Plus I can finally play cards that are bad in Modern. Angel Tribal, Thopter/Servo Tribal, Tezzert Tribal, (Almost) Everything Ravnica Niv etc. Adding Planechase to the mix also helps the fun by adding incredible randomness and providing challenges in trying to navigate those weird circumstances.
I, like you, play to win -and probably have the most wins in that playgroup-, but as long as everyone did their thing or as
@cfusionpm said something amzing, weird, memorable happened, then winning is secondary or even lower.
It may be that Commander isn't for you or it may be that you haven't found the one(s) that suit you.
cfusionpm wrote: ↑4 years ago
If this is the case, not only does it show a fundamental disconnect to understanding what people like about competitive constructed formats, it also shows the fundamental disconnect in understanding Commander. Thank God that someone other than WOTC runs the rules committee for EDH.
I can see where you're coming from, but two things:
1. The very social nature of commander helps with it not needing an "official" banlist.
2. They have %$#% up many times. Coalition Victory still banned, took them years to ban Iona just as some examples.
The social nature can be a double edged sword too. If you go into a random playgroup, there's no guarantee of the power level of the group so you may end up miserable or make others miserable. I've also had people whining because my 4C and 5C decks have near perfect manabases due to shock/fetches.

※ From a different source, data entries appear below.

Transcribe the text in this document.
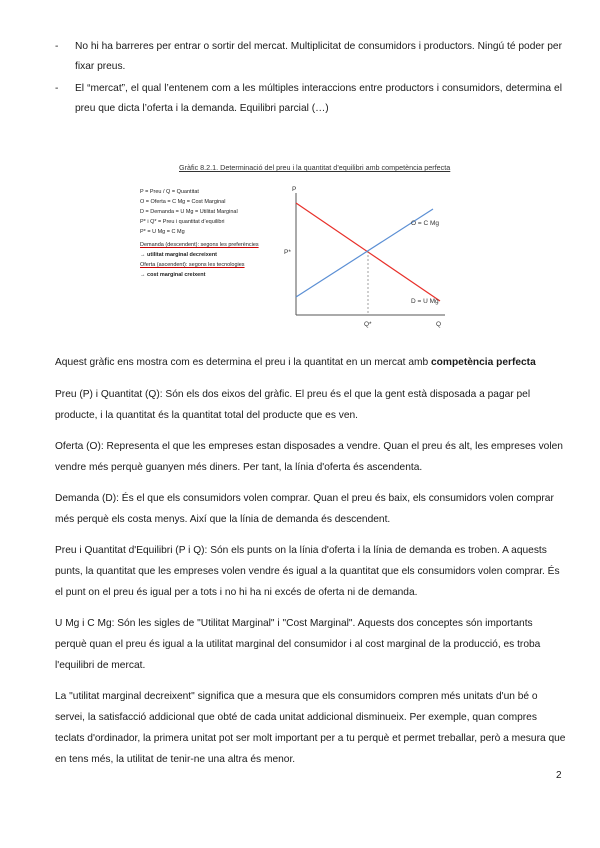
- No hi ha barreres per entrar o sortir del mercat. Multiplicitat de consumidors i productors. Ningú té poder per fixar preus.
- El “mercat”, el qual l’entenem com a les múltiples interaccions entre productors i consumidors, determina el preu que dicta l’oferta i la demanda. Equilibri parcial (…)
Gràfic 8.2.1. Determinació del preu i la quantitat d’equilibri amb competència perfecta
P = Preu / Q = Quantitat
O = Oferta = C Mg = Cost Marginal
D = Demanda = U Mg = Utilitat Marginal
P* i Q* = Preu i quantitat d’equilibri
P* = U Mg = C Mg
Demanda (descendent): segons les preferències
→ utilitat marginal decreixent
Oferta (ascendent): segons les tecnologies
→ cost marginal creixent
P
P*
Q*	Q
O = C Mg
D = U Mg
Aquest gràfic ens mostra com es determina el preu i la quantitat en un mercat amb competència perfecta
Preu (P) i Quantitat (Q): Són els dos eixos del gràfic. El preu és el que la gent està disposada a pagar pel producte, i la quantitat és la quantitat total del producte que es ven.
Oferta (O): Representa el que les empreses estan disposades a vendre. Quan el preu és alt, les empreses volen vendre més perquè guanyen més diners. Per tant, la línia d'oferta és ascendenta.
Demanda (D): És el que els consumidors volen comprar. Quan el preu és baix, els consumidors volen comprar més perquè els costa menys. Així que la línia de demanda és descendent.
Preu i Quantitat d'Equilibri (P i Q): Són els punts on la línia d'oferta i la línia de demanda es troben. A aquests punts, la quantitat que les empreses volen vendre és igual a la quantitat que els consumidors volen comprar. És el punt on el preu és igual per a tots i no hi ha ni excés de oferta ni de demanda.
U Mg i C Mg: Són les sigles de "Utilitat Marginal" i "Cost Marginal". Aquests dos conceptes són importants perquè quan el preu és igual a la utilitat marginal del consumidor i al cost marginal de la producció, es troba l'equilibri de mercat.
La "utilitat marginal decreixent" significa que a mesura que els consumidors compren més unitats d'un bé o servei, la satisfacció addicional que obté de cada unitat addicional disminueix. Per exemple, quan compres teclats d'ordinador, la primera unitat pot ser molt important per a tu perquè et permet treballar, però a mesura que en tens més, la utilitat de tenir-ne una altra és menor.
2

FoodChainGoblins wrote: ↑4 years ago
Thank you. They did not even want to concede that point. I don't want to own 10 Commander decks, rather I don't want to pay for 10 commander decks so I have a 1, 2, and so on all the way to 10. It's much too expensive and I don't have the time. I just have 1 deck. If someone asks, "do you want to play commander" and I have time, that's the deck that I'll break out. I don't want to have to go through 5 min. of conversation on what's okay and what's not. One Commander game takes enough time.
You can be fine with 2-3, as long as they encompass the range 5-8, most players are there. cEDH is 9-10 and even against them an 8 isn't dead in the water.